Dwelling in the "No": The Theology of the Secret
In "your room" (Matthew 6:6),
language finally returns to being constative. Before God, no prompts suffice:
we stand naked before a Truth we cannot manipulate or optimise for consensus.
Invisibility is not an elitist refuge, but the
very root of integrity. The risk for today’s preacher is publishing the surplus
of their own ego; the challenge is ensuring that every public word is instead
the result of a divine will accepted, inhabited, and suffered in secret.
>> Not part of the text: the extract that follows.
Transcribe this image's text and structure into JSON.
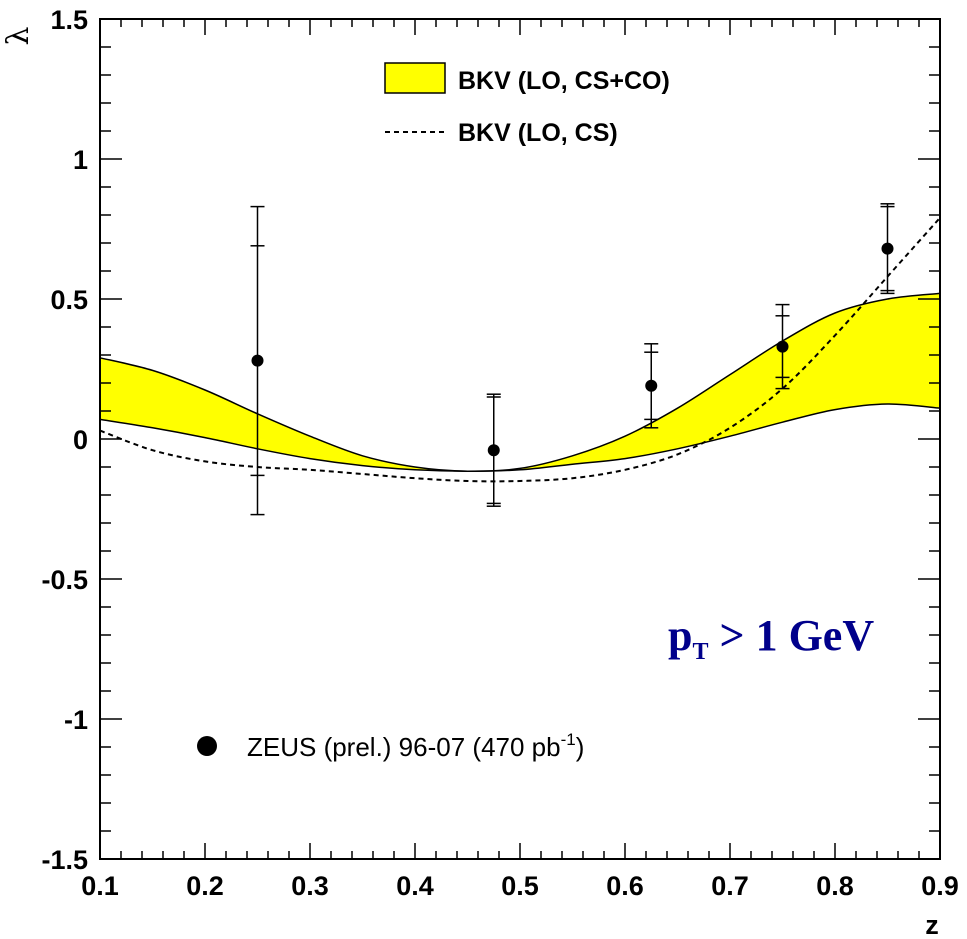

Invisible ministry is the space where we allow the Spirit to debug our
performative intentions.
Exercises in "Anti-Algorithmic Exegesis"
To resist the centripetal force of the
algorithm, concrete countermeasures are required:
- The
Friction Test:
While preparing a message, ask yourself: "Is this text confirming
my position or is it bringing me into crisis?" If the message
produces no friction in the one proclaiming it, you are likely just
optimising faith for your audience.
- Pre-Output
Silence:
Resisting the temptation to instantaneously transform every spiritual
insight into a performative post. Like Mary, who "treasured up all
these things, pondering them in her heart" (Luke 2:19), we
must learn not to immediately “monetize” intimacy with God in terms of
visibility.
Between the Logos and the Prompt
The challenge AI poses to the Church is not
technical, but idolatrous. The true danger is not that machines become
human, but that we become algorithms—beings who seek only circular confirmation
and answers devoid of the Cross.
If we create a God in the image of our prompt,
we are not praying: we are merely programming a mirror that reflects our own
projection. A God who responds always and only as we wish is a mute idol (Psalm
115).
True faith begins exactly when we renounce the
performative temptation. It begins when we stop giving commands to reality and
start listening again to the Word that, alone, can create (John 1:3).
The hope for humanity in the digital age lies
not in the capacity to generate infinite content, but in the willingness to be
inhabited by a Logos we did not choose—one that creates friction with
our will and, for that very reason, has the power to save us.